The next day and today I have made various calls to TalkTalk on Shirley's mobile phone but it's a bit like entering a maze by Escher or an Alice in Wonderland parallel universe in which you are essentially talking to brick walls with Asian accents who claim no knowledge of previous calls and seem to be following very different scripts. Every time you call this corporate monster you have to painstakingly provide various personal details and each time it is like going back to the beginning.

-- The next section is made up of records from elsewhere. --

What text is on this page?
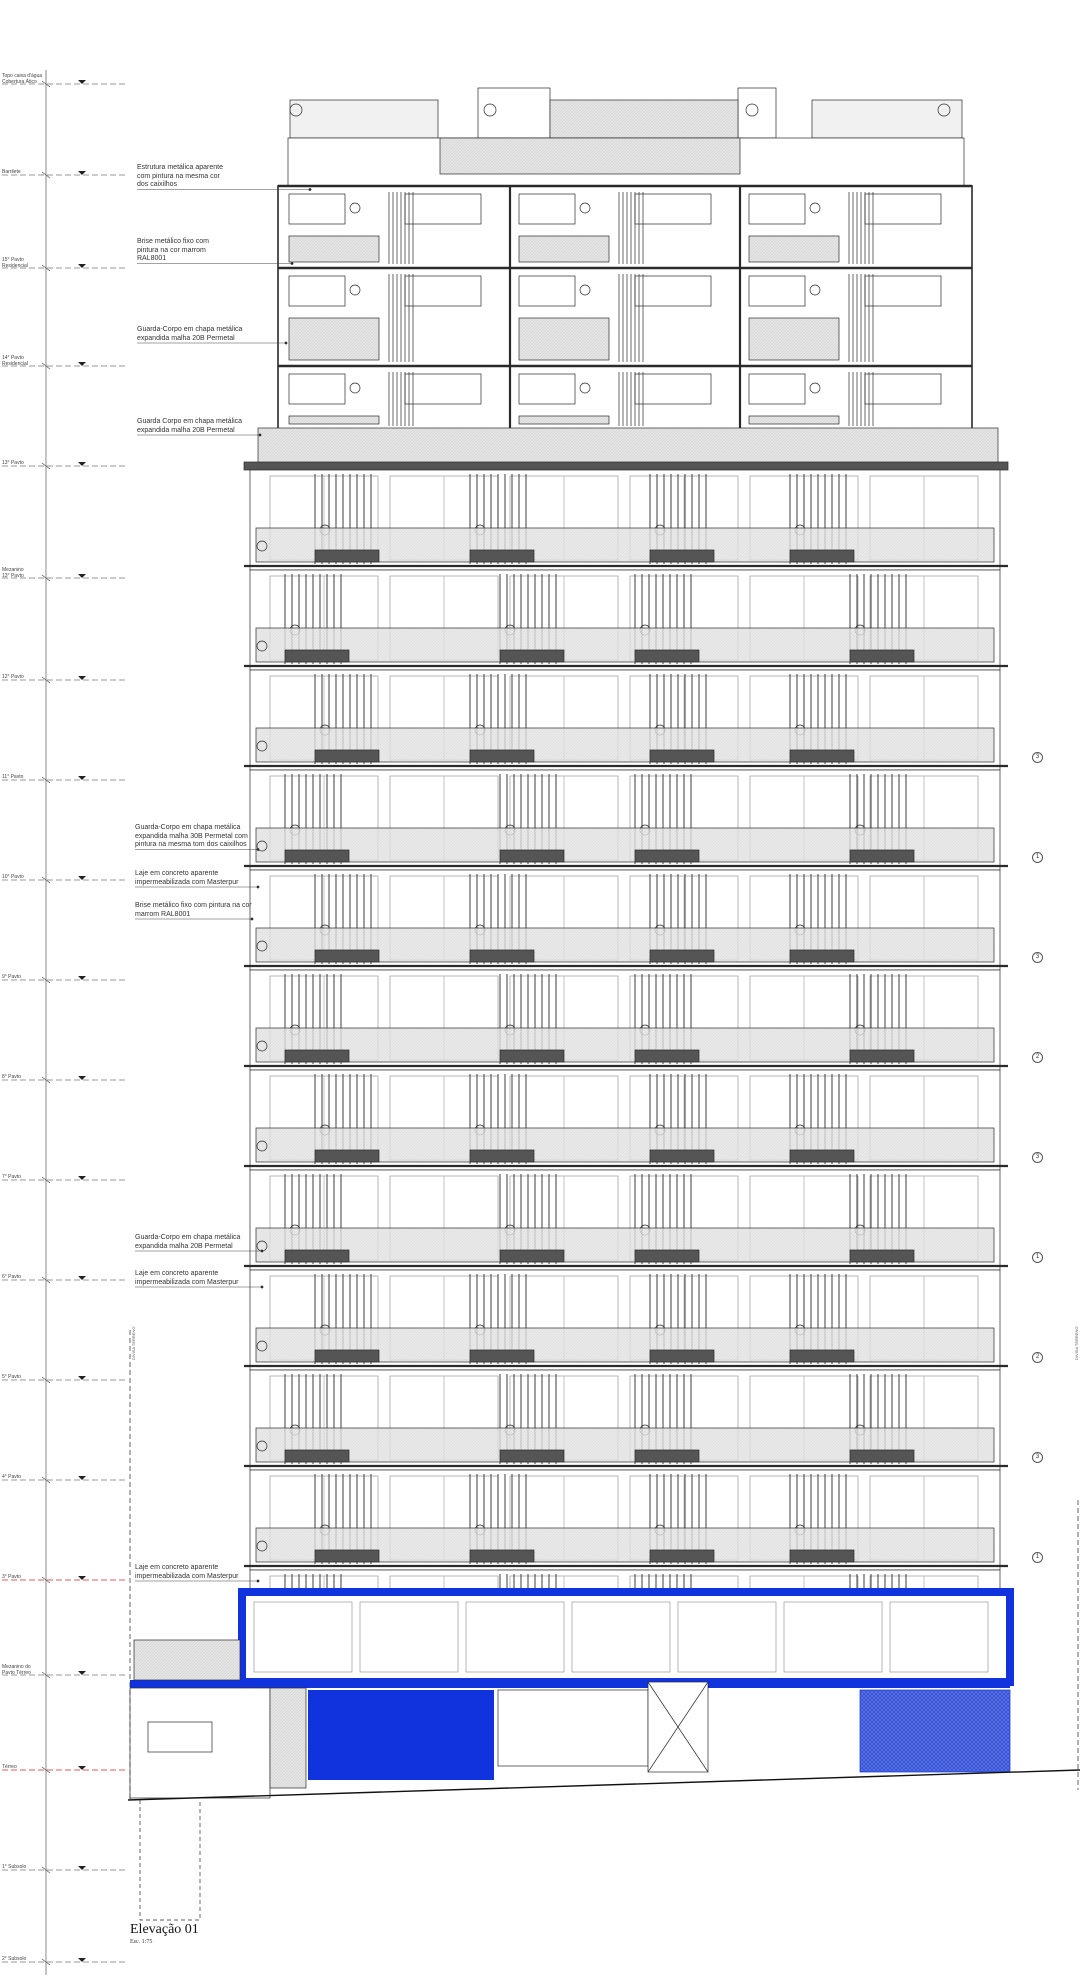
Topo caixa d'água
Cobertura Ático
Barrilete
15° Pavto
Residencial
14° Pavto
Residencial
13° Pavto
Mezanino
13° Pavto
12° Pavto
11° Pavto
10° Pavto
9° Pavto
8° Pavto
7° Pavto
6° Pavto
5° Pavto
4° Pavto
3° Pavto
Mezanino do
Pavto Térreo
Térreo
1° Subsolo
2° Subsolo
Estrutura metálica aparente
com pintura na mesma cor
dos caixilhos
Brise metálico fixo com
pintura na cor marrom
RAL8001
Guarda-Corpo em chapa metálica
expandida malha 20B Permetal
Guarda Corpo em chapa metálica
expandida malha 20B Permetal
Guarda-Corpo em chapa metálica
expandida malha 30B Permetal com
pintura na mesma tom dos caixilhos
Laje em concreto aparente
impermeabilizada com Masterpur
Brise metálico fixo com pintura na cor
marrom RAL8001
Guarda-Corpo em chapa metálica
expandida malha 20B Permetal
Laje em concreto aparente
impermeabilizada com Masterpur
Laje em concreto aparente
impermeabilizada com Masterpur
3
1
3
2
3
1
2
3
1
DIVISA TERRENO	DIVISA TERRENO
Elevação 01
Esc. 1:75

The upshot is we have no dial tone at home just now and no internet access. When this will be fixed I have no idea because TalkTalk don't seem to care. This morning one of the Asian people spoke of a rather vague "five days" which is a damned sight more than the twenty minutes disruption they referred to in the original documentation. As you will guess I am not a happy bunny just now. That sense of annoyance has been compounded by the fact that TalkTalk have been redirecting our home phonecalls to another address in Sheffield - a nice young man who is also having difficulties with the company. TalkTalk claim no knowledge of this redirection error.

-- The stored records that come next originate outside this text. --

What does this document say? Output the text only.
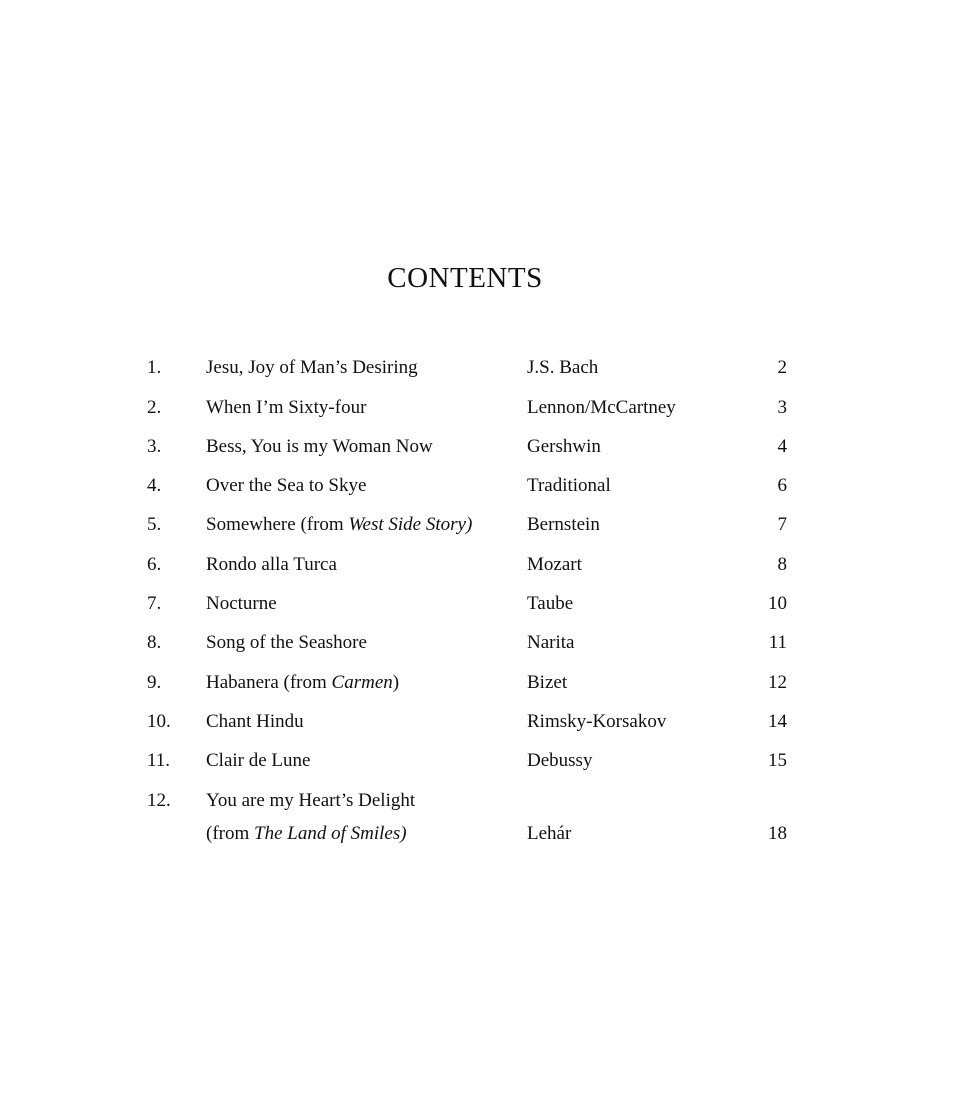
CONTENTS
1. Jesu, Joy of Man’s Desiring	J.S. Bach	2
2. When I’m Sixty-four	Lennon/McCartney	3
3. Bess, You is my Woman Now	Gershwin	4
4. Over the Sea to Skye	Traditional	6
5. Somewhere (from West Side Story)	Bernstein	7
6. Rondo alla Turca	Mozart	8
7. Nocturne	Taube	10
8. Song of the Seashore	Narita	11
9. Habanera (from Carmen)	Bizet	12
10. Chant Hindu	Rimsky-Korsakov	14
11. Clair de Lune	Debussy	15
12. You are my Heart’s Delight
(from The Land of Smiles)	Lehár	18
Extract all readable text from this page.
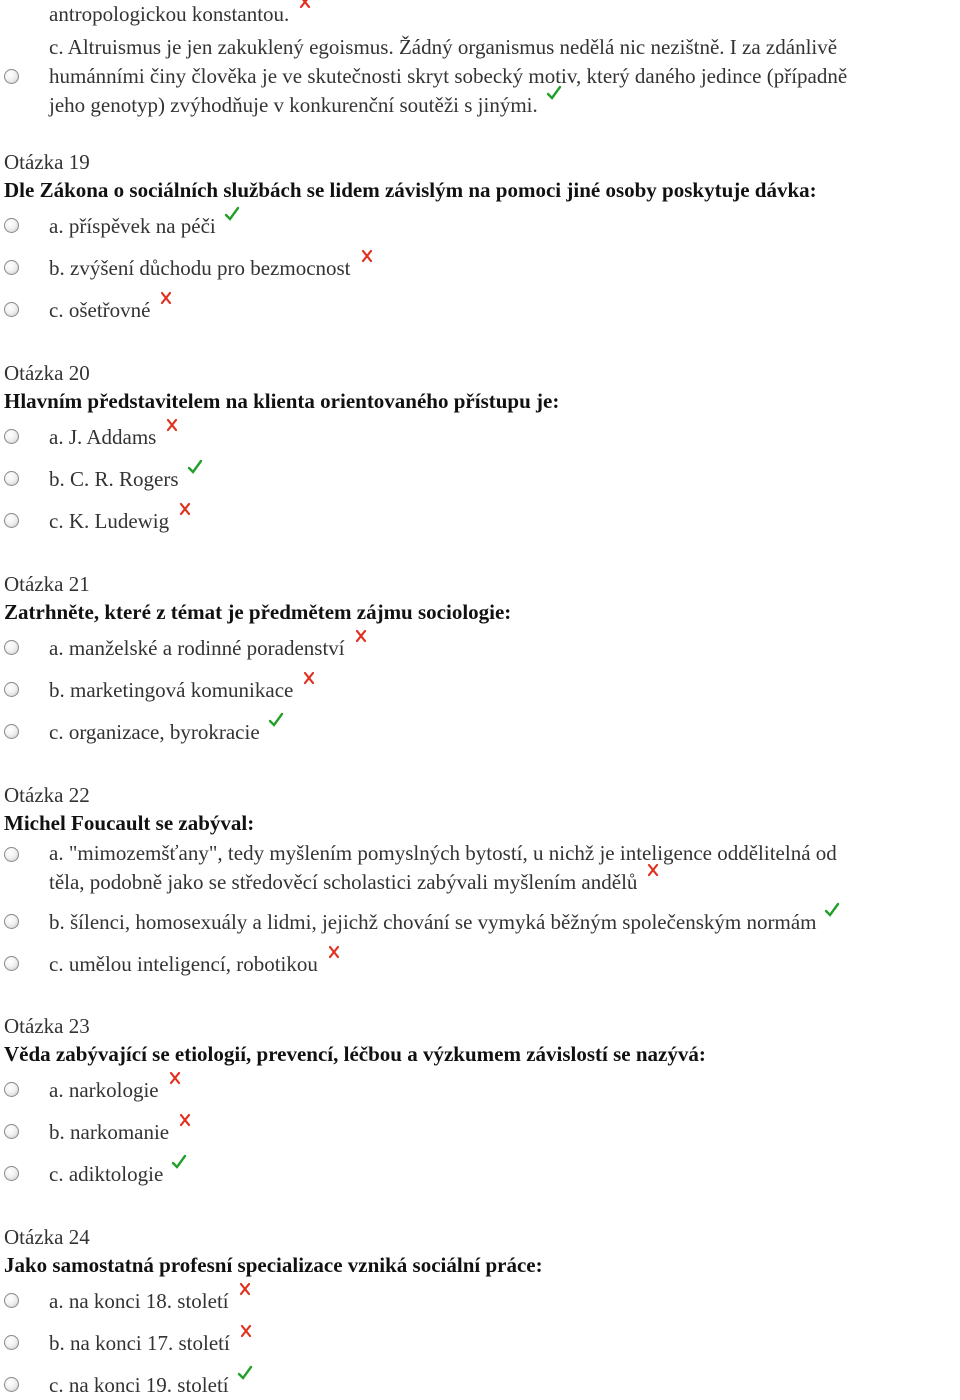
antropologickou konstantou.
c. Altruismus je jen zakuklený egoismus. Žádný organismus nedělá nic nezištně. I za zdánlivě
humánními činy člověka je ve skutečnosti skryt sobecký motiv, který daného jedince (případně
jeho genotyp) zvýhodňuje v konkurenční soutěži s jinými.
Otázka 19
Dle Zákona o sociálních službách se lidem závislým na pomoci jiné osoby poskytuje dávka:
a. příspěvek na péči
b. zvýšení důchodu pro bezmocnost
c. ošetřovné
Otázka 20
Hlavním představitelem na klienta orientovaného přístupu je:
a. J. Addams
b. C. R. Rogers
c. K. Ludewig
Otázka 21
Zatrhněte, které z témat je předmětem zájmu sociologie:
a. manželské a rodinné poradenství
b. marketingová komunikace
c. organizace, byrokracie
Otázka 22
Michel Foucault se zabýval:
a. "mimozemšťany", tedy myšlením pomyslných bytostí, u nichž je inteligence oddělitelná od
těla, podobně jako se středověcí scholastici zabývali myšlením andělů
b. šílenci, homosexuály a lidmi, jejichž chování se vymyká běžným společenským normám
c. umělou inteligencí, robotikou
Otázka 23
Věda zabývající se etiologií, prevencí, léčbou a výzkumem závislostí se nazývá:
a. narkologie
b. narkomanie
c. adiktologie
Otázka 24
Jako samostatná profesní specializace vzniká sociální práce:
a. na konci 18. století
b. na konci 17. století
c. na konci 19. století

Internet access is such a vital part of modern people's lives - not least for email connection, maintaining blogs, banking, research and in Shirley's case working on her masters degree in nursing. Try as I might, I get no proper answers from TalkTalk who will no doubt claim the £30 connection fee in spite of all the hassle and expensive mobile phone calls we have had to make. They have you by the proverbial goolies having previously extracted banking details etc. from naive new customers like me who stupidly think that the idea of honouring promises remains a guiding business principle. Aaaaargh!